Visual Basic permette di creare programmi che reagiscono alle azioni dell’utente e agli eventi di sistema. Questo tipo di programmazioni si definisce programmazione guidata da eventi. Per iniziare a capire come funziona questo tipo di programmazione, è sufficiente dare un’occhiata al funzionamento dei programmi del passato e osservare come siano differenti i meccanismi dell’ambiente Windows.
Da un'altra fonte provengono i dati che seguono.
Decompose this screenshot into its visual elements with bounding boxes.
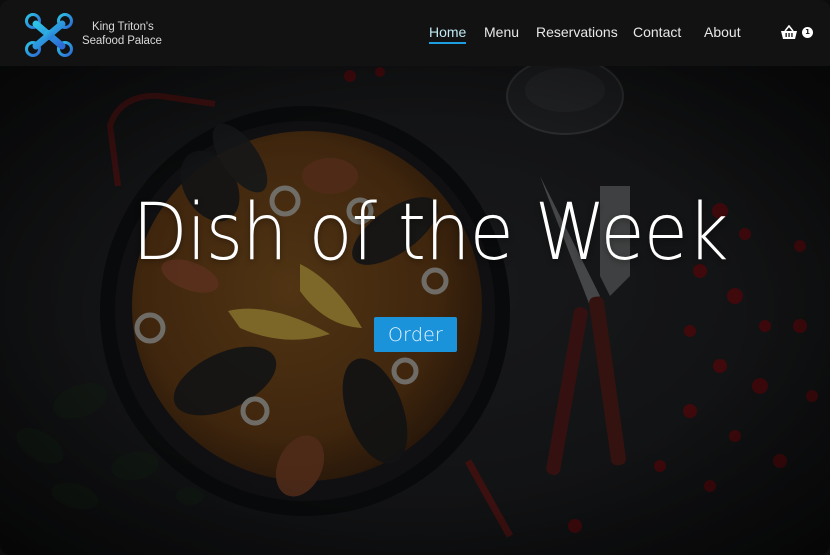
brand[interactable]: King Triton's Seafood Palace xyxy=(24,12,184,57)
nav-contact[interactable]: Contact xyxy=(633,24,681,40)
cart-count-badge: 1 xyxy=(802,27,813,38)
order-button[interactable]: Order xyxy=(374,317,457,352)
hero-section: Dish of the Week Order xyxy=(0,66,830,555)
shopping-basket-icon xyxy=(781,25,797,39)
site-header: King Triton's Seafood Palace Home Menu R… xyxy=(0,0,830,66)
page: King Triton's Seafood Palace Home Menu R… xyxy=(0,0,830,555)
brand-name: King Triton's Seafood Palace xyxy=(82,20,192,48)
nav-reservations[interactable]: Reservations xyxy=(536,24,618,40)
hero-title: Dish of the Week xyxy=(132,188,728,278)
cart-button[interactable]: 1 xyxy=(780,25,816,41)
brand-name-line1: King Triton's xyxy=(92,21,154,33)
nav-menu[interactable]: Menu xyxy=(484,24,519,40)
active-nav-indicator xyxy=(429,42,466,44)
paella-photo-background xyxy=(0,66,830,555)
nav-home[interactable]: Home xyxy=(429,24,466,40)
drone-x-icon xyxy=(25,13,73,57)
brand-name-line2: Seafood Palace xyxy=(82,35,162,47)
nav-about[interactable]: About xyxy=(704,24,741,40)
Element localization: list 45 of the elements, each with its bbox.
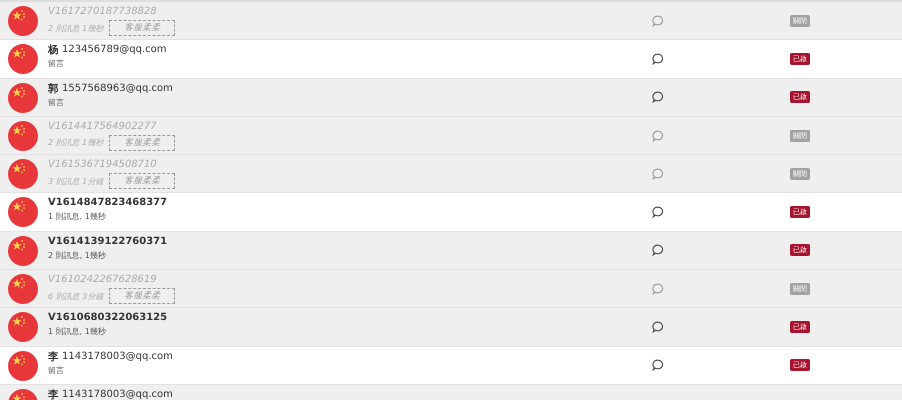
china-flag-icon — [8, 274, 38, 304]
china-flag-icon — [8, 159, 38, 190]
agent-tag: 客服柔柔 — [109, 288, 176, 304]
china-flag-icon — [8, 312, 38, 342]
message-summary: 2 則訊息 1幾秒 — [48, 137, 104, 148]
chat-icon[interactable] — [652, 244, 664, 256]
message-summary: 1 則訊息, 1幾秒 — [48, 211, 106, 222]
message-summary: 留言 — [48, 58, 64, 70]
china-flag-icon — [8, 6, 38, 36]
visitor-id: V1614417564902277 — [48, 120, 157, 133]
guest-email: 1557568963@qq.com — [62, 82, 173, 95]
visitor-id: V1610242267628619 — [48, 274, 157, 286]
visitor-id: V1614139122760371 — [48, 236, 168, 248]
message-summary: 3 則訊息 1分鐘 — [48, 176, 104, 187]
guest-email: 1143178003@qq.com — [62, 350, 173, 363]
guest-surname: 李 — [48, 350, 59, 363]
message-summary: 2 則訊息 1幾秒 — [48, 22, 104, 34]
visitor-id: V1615367194508710 — [48, 159, 157, 172]
chat-icon[interactable] — [652, 359, 664, 372]
agent-tag: 客服柔柔 — [109, 134, 176, 151]
visitor-id: V1617270187738828 — [48, 6, 157, 18]
china-flag-icon — [8, 350, 38, 381]
message-summary: 留言 — [48, 364, 64, 376]
guest-surname: 李 — [48, 388, 59, 400]
visitor-id: V1614847823468377 — [48, 197, 168, 210]
guest-email: 123456789@qq.com — [62, 44, 166, 56]
message-summary: 留言 — [48, 96, 64, 108]
message-summary: 2 則訊息, 1幾秒 — [48, 250, 106, 261]
china-flag-icon — [8, 197, 38, 228]
visitor-id: V1610680322063125 — [48, 312, 168, 324]
chat-icon[interactable] — [652, 52, 664, 65]
guest-email: 1143178003@qq.com — [62, 388, 173, 400]
china-flag-icon — [8, 44, 38, 74]
china-flag-icon — [8, 120, 38, 151]
guest-surname: 郭 — [48, 82, 59, 95]
chat-icon[interactable] — [652, 321, 664, 334]
agent-tag: 客服柔柔 — [109, 173, 176, 190]
china-flag-icon — [8, 236, 38, 266]
chat-icon[interactable] — [652, 206, 664, 218]
message-summary: 6 則訊息 3分鐘 — [48, 290, 104, 302]
message-summary: 1 則訊息, 1幾秒 — [48, 326, 106, 338]
guest-surname: 杨 — [48, 44, 59, 56]
china-flag-icon — [8, 82, 38, 113]
agent-tag: 客服柔柔 — [109, 20, 176, 36]
chat-icon[interactable] — [652, 91, 664, 104]
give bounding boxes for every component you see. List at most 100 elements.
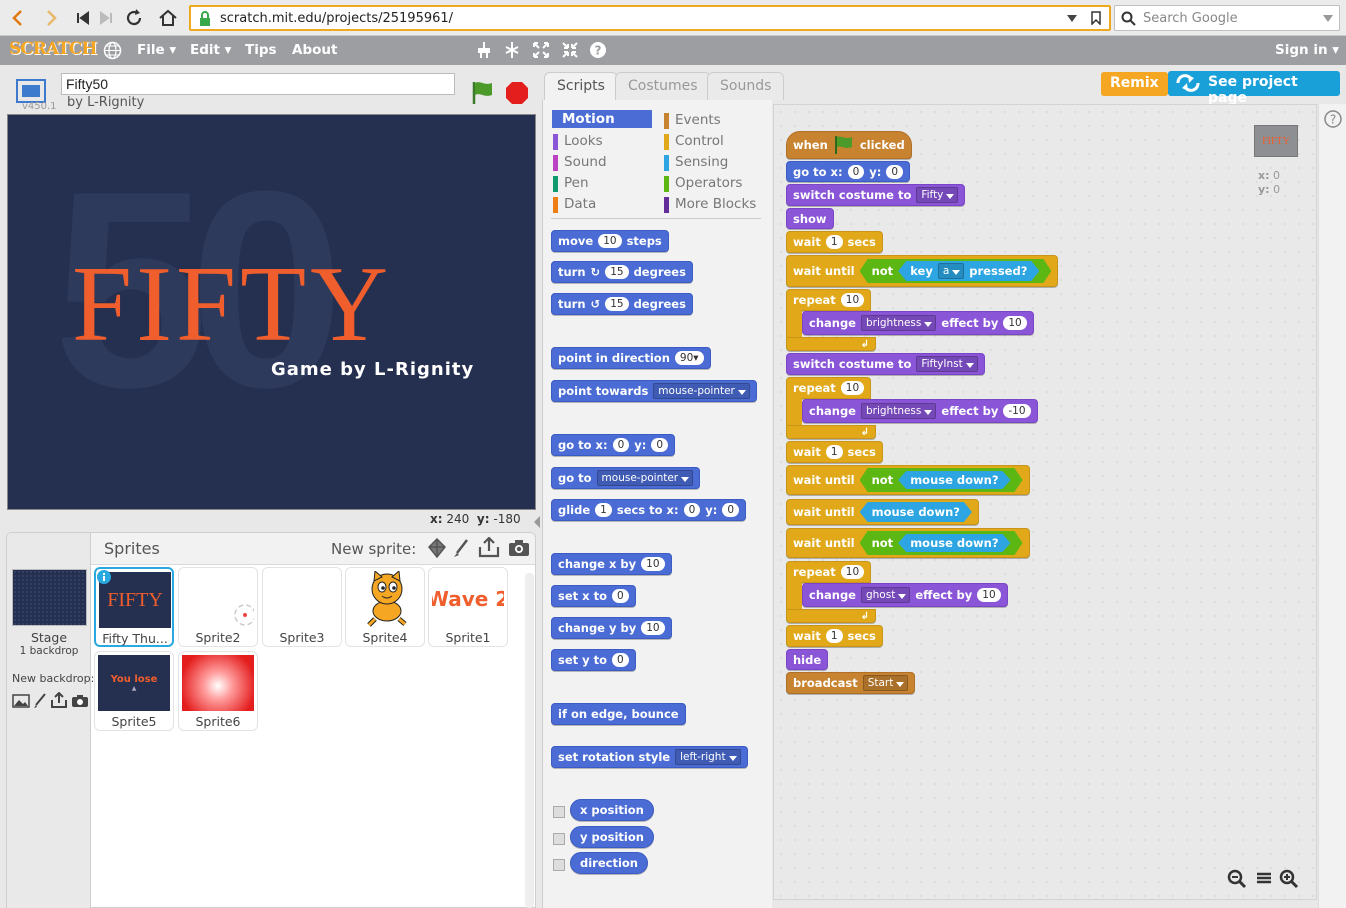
block-broadcast[interactable]: broadcast Start: [786, 672, 916, 694]
menu-file[interactable]: File ▾: [137, 42, 176, 58]
block-go-to-xy[interactable]: go to x: 0 y: 0: [551, 434, 676, 456]
fullscreen-icon[interactable]: [16, 79, 46, 103]
block-change-effect[interactable]: change brightness effect by 10: [802, 311, 1034, 335]
project-title-input[interactable]: [61, 73, 455, 95]
camera-sprite-icon[interactable]: [508, 539, 530, 557]
block-change-effect[interactable]: change ghost effect by 10: [802, 583, 1008, 607]
sprite-tile-fifty-thumbnail[interactable]: FIFTY Fifty Thu...: [94, 567, 174, 647]
reporter-x-position[interactable]: x position: [570, 799, 654, 821]
category-pen[interactable]: Pen: [553, 175, 589, 192]
sprite-library-icon[interactable]: [427, 538, 447, 558]
block-when-flag-clicked[interactable]: when clicked: [786, 131, 912, 159]
block-wait-until-key[interactable]: wait until not key a pressed?: [786, 255, 1059, 287]
info-icon[interactable]: [97, 570, 111, 584]
block-wait-until-not-mouse[interactable]: wait until not mouse down?: [786, 465, 1030, 495]
block-switch-costume[interactable]: switch costume to FiftyInst: [786, 353, 985, 375]
shrink-tool-icon[interactable]: [560, 40, 580, 60]
scratch-logo[interactable]: SCRATCH: [9, 39, 97, 59]
sprites-scrollbar[interactable]: [525, 573, 534, 908]
checkbox-y-position[interactable]: [553, 833, 565, 845]
sensing-mouse-down[interactable]: mouse down?: [898, 534, 1010, 552]
block-repeat[interactable]: repeat 10: [786, 289, 872, 311]
sensing-mouse-down[interactable]: mouse down?: [898, 471, 1010, 489]
tab-sounds[interactable]: Sounds: [707, 72, 785, 100]
sprite-tile-sprite3[interactable]: Sprite3: [262, 567, 342, 647]
stage-canvas[interactable]: 50 FIFTY Game by L-Rignity: [7, 114, 536, 510]
menu-about[interactable]: About: [292, 42, 337, 58]
block-change-effect[interactable]: change brightness effect by -10: [802, 399, 1038, 423]
back-icon[interactable]: [5, 5, 31, 31]
block-repeat[interactable]: repeat 10: [786, 561, 872, 583]
block-rotation-style[interactable]: set rotation style left-right: [551, 746, 748, 768]
block-change-y[interactable]: change y by 10: [551, 617, 672, 639]
script-area[interactable]: when clicked go to x: 0 y: 0 switch costume…: [773, 104, 1317, 900]
block-wait-until-not-mouse[interactable]: wait until not mouse down?: [786, 528, 1030, 558]
dropdown-icon[interactable]: [1323, 15, 1333, 23]
menu-edit[interactable]: Edit ▾: [190, 42, 231, 58]
block-go-to[interactable]: go to mouse-pointer: [551, 467, 701, 489]
upload-backdrop-icon[interactable]: [50, 692, 68, 709]
block-show[interactable]: show: [786, 208, 834, 229]
block-go-to-xy[interactable]: go to x: 0 y: 0: [786, 161, 911, 182]
grow-tool-icon[interactable]: [531, 40, 551, 60]
camera-backdrop-icon[interactable]: [71, 693, 89, 708]
block-point-in-direction[interactable]: point in direction 90▾: [551, 347, 711, 369]
home-icon[interactable]: [155, 5, 181, 31]
category-operators[interactable]: Operators: [664, 175, 742, 192]
menu-tips[interactable]: Tips: [245, 42, 277, 58]
sign-in-button[interactable]: Sign in ▾: [1275, 42, 1339, 58]
sprite-tile-sprite2[interactable]: Sprite2: [178, 567, 258, 647]
bookmark-icon[interactable]: [1091, 11, 1101, 25]
sprite-tile-sprite6[interactable]: Sprite6: [178, 651, 258, 731]
forward-icon[interactable]: [38, 5, 64, 31]
block-switch-costume[interactable]: switch costume to Fifty: [786, 184, 966, 206]
zoom-reset-icon[interactable]: [1255, 869, 1273, 887]
category-sound[interactable]: Sound: [553, 154, 607, 171]
block-wait-until-mouse[interactable]: wait until mouse down?: [786, 499, 979, 525]
block-set-y[interactable]: set y to 0: [551, 649, 636, 671]
block-repeat[interactable]: repeat 10: [786, 377, 872, 399]
category-events[interactable]: Events: [664, 112, 721, 129]
upload-sprite-icon[interactable]: [478, 537, 500, 558]
sensing-mouse-down[interactable]: mouse down?: [860, 502, 972, 522]
dropdown-icon[interactable]: [1067, 15, 1077, 23]
category-motion[interactable]: Motion: [552, 110, 652, 128]
operator-not[interactable]: not mouse down?: [860, 468, 1023, 492]
sprite-tile-sprite1[interactable]: Wave 2 Sprite1: [428, 567, 508, 647]
block-glide[interactable]: glide 1 secs to x: 0 y: 0: [551, 499, 747, 521]
remix-button[interactable]: Remix: [1101, 72, 1168, 96]
zoom-in-icon[interactable]: [1279, 869, 1299, 889]
globe-icon[interactable]: [103, 41, 122, 60]
sprite-tile-sprite4[interactable]: Sprite4: [345, 567, 425, 647]
reporter-direction[interactable]: direction: [570, 852, 648, 874]
see-project-page-button[interactable]: See project page: [1168, 71, 1340, 106]
block-wait[interactable]: wait 1 secs: [786, 231, 883, 253]
category-more-blocks[interactable]: More Blocks: [664, 196, 756, 213]
sprite-tile-sprite5[interactable]: You lose ▲ Sprite5: [94, 651, 174, 731]
stop-icon[interactable]: [505, 81, 529, 105]
search-input[interactable]: Search Google: [1114, 5, 1340, 31]
category-data[interactable]: Data: [553, 196, 596, 213]
category-looks[interactable]: Looks: [553, 133, 603, 150]
operator-not[interactable]: not mouse down?: [860, 531, 1023, 555]
block-turn-right[interactable]: turn ↻ 15 degrees: [551, 261, 693, 283]
reload-icon[interactable]: [121, 5, 147, 31]
checkbox-direction[interactable]: [553, 859, 565, 871]
tab-scripts[interactable]: Scripts: [544, 72, 618, 102]
block-wait[interactable]: wait 1 secs: [786, 625, 883, 647]
zoom-out-icon[interactable]: [1227, 869, 1247, 889]
help-icon[interactable]: ?: [1324, 110, 1342, 128]
paint-backdrop-icon[interactable]: [33, 693, 47, 709]
collapse-arrow-icon[interactable]: [532, 514, 542, 530]
last-page-icon[interactable]: [93, 5, 119, 31]
paint-sprite-icon[interactable]: [453, 538, 469, 558]
block-hide[interactable]: hide: [786, 649, 829, 670]
checkbox-x-position[interactable]: [553, 806, 565, 818]
block-bounce[interactable]: if on edge, bounce: [551, 703, 686, 725]
category-control[interactable]: Control: [664, 133, 724, 150]
url-bar[interactable]: scratch.mit.edu/projects/25195961/: [189, 5, 1111, 31]
green-flag-icon[interactable]: [470, 80, 496, 106]
block-move-steps[interactable]: move 10 steps: [551, 230, 669, 252]
backdrop-library-icon[interactable]: [12, 693, 30, 709]
block-change-x[interactable]: change x by 10: [551, 553, 672, 575]
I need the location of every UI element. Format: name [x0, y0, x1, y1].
Prima dell’avvento di Windows (ai tempi del vecchio DOS o ancora prima dei PC, nella “preistoria” dei computer), i programmi venivano scritti per essere eseguiti in modo sequenziale. Questo significa che il programma si avviava e procedeva, istruzione per istruzione, fino a raggiungere la fine o a incontrare un errore critico. Le procedure normali per eseguire un programma erano le seguenti:

1. Creare un file di input

2. Avviare il programma

3. Attendere il termine dell’esecuzione, spesso fino al giorno successivo per i programmi più grandi

4. Esaminare il file di output o un rapporto stampato

Anche i programmi che ora sembrano banali, come quelli di scrittura, funzionavano in questo modo. Con i primi programmi di elaborazione testi, si doveva creare il file incorporando i codici di formattazione nel documento stesso (analogamente a quanto accade oggi con i codici RTF o HTML) e quindi eseguire il file passando a un programma di formattazione perché lo stampasse. Questi programmi raggiungevano il loro scopo, ma non erano certo facili da usare come i programmi attuali. Erano però più semplici da scrivere. Questo perché ogni programma aveva uno scopo ben definito e il livello di interazione con l’utente era minimo o nullo.

Dopo è arrivato Windows. I programmi Windows offrono all’utente servizi molto più estesi e la possibilità di integrare maggiormente con il programma. I programmi ora rispondono ai movimenti e ai clic del mouse e lo in modo diverso a seconda della posizione in cui si trova il mouse.

In questi programmi, ogni interazione dell’utente, come un clic del mouse o la pressione di un tasto, si definisce evento. Pertanto, i programmi che reagiscono a tali eventi si dicono programmi guidati da eventi. Questi programmi forniscono all’utente un riscontro quasi istantaneo e permettono di esercitare un controllo accurato sulle attività del programma. Per esempio, nei vecchi programmi di scrittura, la funzione di controllo ortografico esaminava l’intero file e produceva un report dei possibili errori accompagnato dal numero di riga in cui l’errore è stato rilevato. Il controllo ortografico di Microsoft Word evidenzia il possibile errore, propone delle correzioni e permette all’utente di decidere se cambiare la parola, ignorare l’errore o uscire dal controllo ortografico.

I programmi guidati ad eventi erano ottimi per gli utenti, ma erano molto difficili da scrivere per gli sviluppatori. O meglio, sono stati difficili da scrivere fino all’avvento di programmi come Visual Basic pensati per semplificare la creazione di applicazioni Windows.